There is a temporary string object that exists after ModernFunction has returned. When does it go out of scope?
Is it possible for the compiler to call c_str(), destruct this temporary string object, and then pass a dangling pointer to LegacyFunction? (Remember that the string object is managing the memory that c_str() return value points to...)
If the above code is not safe, why is it not safe, and is there a better, equally concise way to write it than adding a temporary variable when making the function calls? If it's safe, why?
LegacyFunction(ModernFunction().c_str());
Destruction of copy will be after evaluation of full expression (i.e. after return from LegacyFunction).
n3337 12.2/3
Temporary objects are destroyed as the last step
in evaluating the full-expression (1.9) that (lexically) contains the point where they were created.
n3337 1.9/10
A full-expression is an expression that is not a subexpression of another expression. If a language construct
is defined to produce an implicit call of a function, a use of the language construct is considered to be an
expression for the purposes of this definition. A call to a destructor generated at the end of the lifetime of
an object other than a temporary object is an implicit full-expression. Conversions applied to the result of
an expression in order to satisfy the requirements of the language construct in which the expression appears
are also considered to be part of the full-expression.
[ Example:
struct S {
S(int i): I(i) { }
int& v() { return I; }
private:
int I;
};
S s1(1); // full-expression is call of S::S(int)

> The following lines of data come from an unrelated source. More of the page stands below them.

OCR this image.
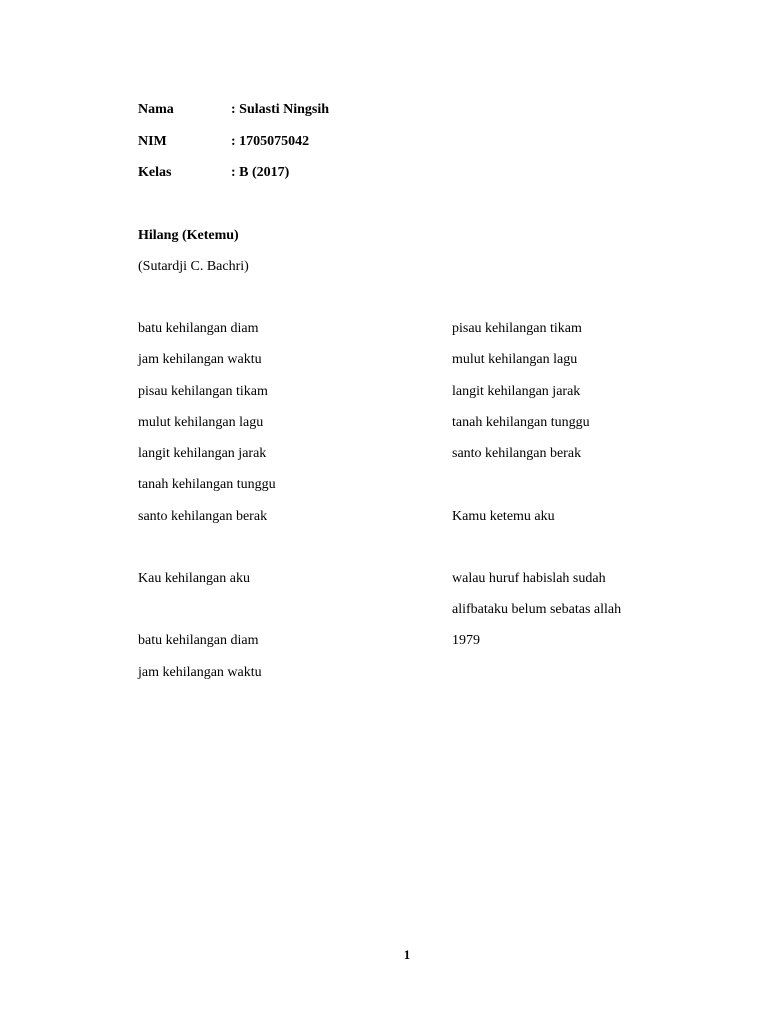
Nama	: Sulasti Ningsih
NIM	: 1705075042
Kelas	: B (2017)
Hilang (Ketemu)
(Sutardji C. Bachri)
batu kehilangan diam
jam kehilangan waktu
pisau kehilangan tikam
mulut kehilangan lagu
langit kehilangan jarak
tanah kehilangan tunggu
santo kehilangan berak
Kau kehilangan aku
batu kehilangan diam
jam kehilangan waktu
pisau kehilangan tikam
mulut kehilangan lagu
langit kehilangan jarak
tanah kehilangan tunggu
santo kehilangan berak
Kamu ketemu aku
walau huruf habislah sudah
alifbataku belum sebatas allah
1979
1
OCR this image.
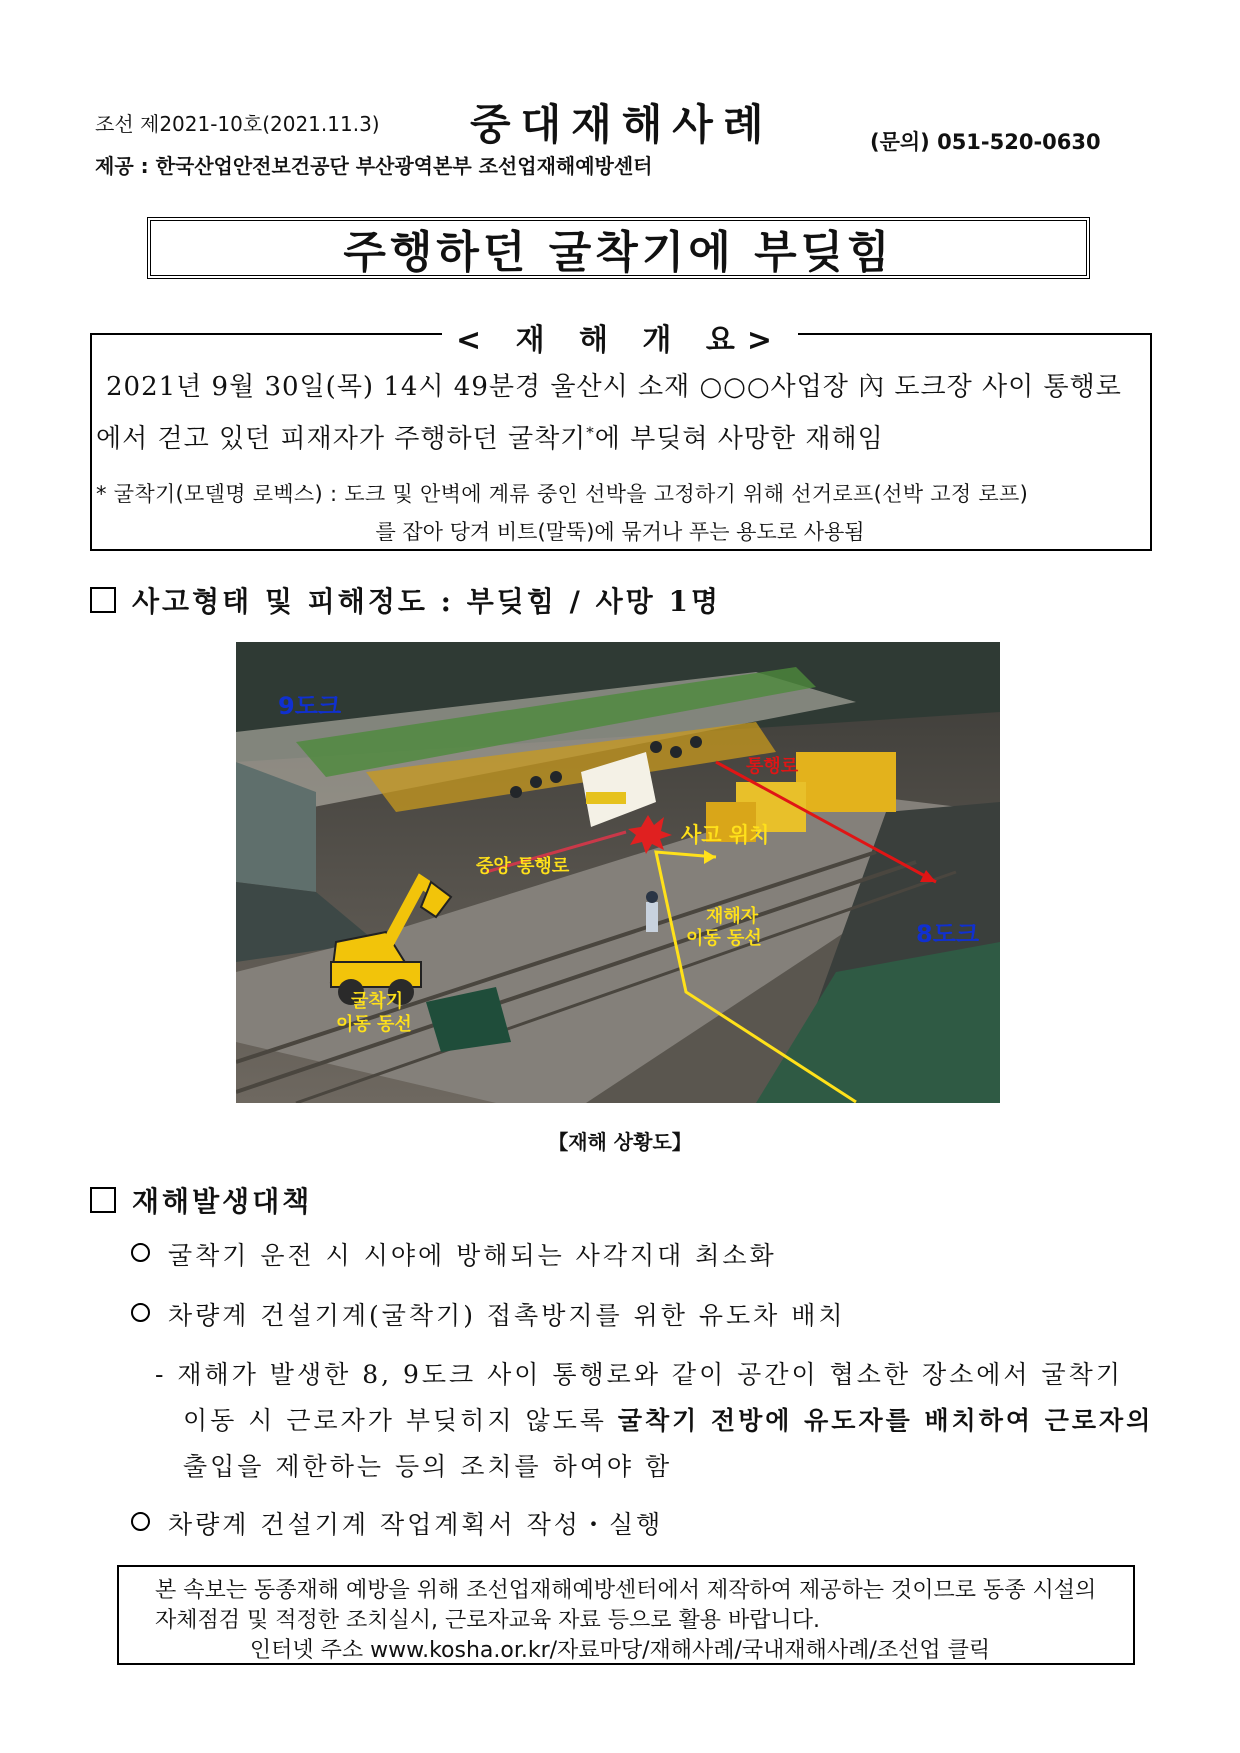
조선 제2021-10호(2021.11.3) 중대재해사례	(문의) 051-520-0630
제공 : 한국산업안전보건공단 부산광역본부 조선업재해예방센터
주행하던 굴착기에 부딪힘
< 재 해 개 요>
2021년 9월 30일(목) 14시 49분경 울산시 소재 ○○○사업장 內 도크장 사이 통행로
에서 걷고 있던 피재자가 주행하던 굴착기*에 부딪혀 사망한 재해임
* 굴착기(모델명 로벡스) : 도크 및 안벽에 계류 중인 선박을 고정하기 위해 선거로프(선박 고정 로프)
를 잡아 당겨 비트(말뚝)에 묶거나 푸는 용도로 사용됨
사고형태 및 피해정도 : 부딪힘 / 사망 1명
9도크
8도크
통행로
사고 위치
중앙 통행로
재해자
이동 동선
굴착기
이동 동선
【재해 상황도】
재해발생대책
굴착기 운전 시 시야에 방해되는 사각지대 최소화
차량계 건설기계(굴착기) 접촉방지를 위한 유도차 배치
- 재해가 발생한 8, 9도크 사이 통행로와 같이 공간이 협소한 장소에서 굴착기
이동 시 근로자가 부딪히지 않도록 굴착기 전방에 유도자를 배치하여 근로자의
출입을 제한하는 등의 조치를 하여야 함
차량계 건설기계 작업계획서 작성・실행
본 속보는 동종재해 예방을 위해 조선업재해예방센터에서 제작하여 제공하는 것이므로 동종 시설의
자체점검 및 적정한 조치실시, 근로자교육 자료 등으로 활용 바랍니다.
인터넷 주소 www.kosha.or.kr/자료마당/재해사례/국내재해사례/조선업 클릭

S s2 = 2; // full-expression is call of S::S(int)
void f() {
if (S(3).v()) // full-expression includes lvalue-to-rvalue and
// int to bool conversions, performed before
// temporary is deleted at end of full-expression
{ }
}
There is a temporary string object that exists after ModernFunction has returned. When does it go out of scope?
Strictly speaking, it's never in scope. Scope is a property of a name, not an object. It just so happens that automatic variables have a very close association between scope and lifetime. Objects that aren't automatic variables are different.
Temporary objects are destroyed at the end of the full-expression in which they appear, with a couple of exceptions that aren't relevant here. Anyway the special cases extend the lifetime of the temporary, they don't reduce it.
Is it possible for the compiler to call c_str(), destruct this temporary string object, and then pass a dangling pointer to LegacyFunction
No, because the full-expression is LegacyFunction(ModernFunction().c_str()) (excluding the semi-colon: feel that pedantry), so the temporary that is the return value of ModernFunction is not destroyed until LegacyFunction has returned.
If it's safe, why?
Because the lifetime of the temporary is long enough.
In general with c_str, you have to worry about two things. First, the pointer it returns becomes invalid if the string is destroyed (which is what you're asking). Second, the pointer it returns becomes invalid if the string is modified. You haven't worried about that here, but it's OK, you don't need to, because nothing modifies the string either.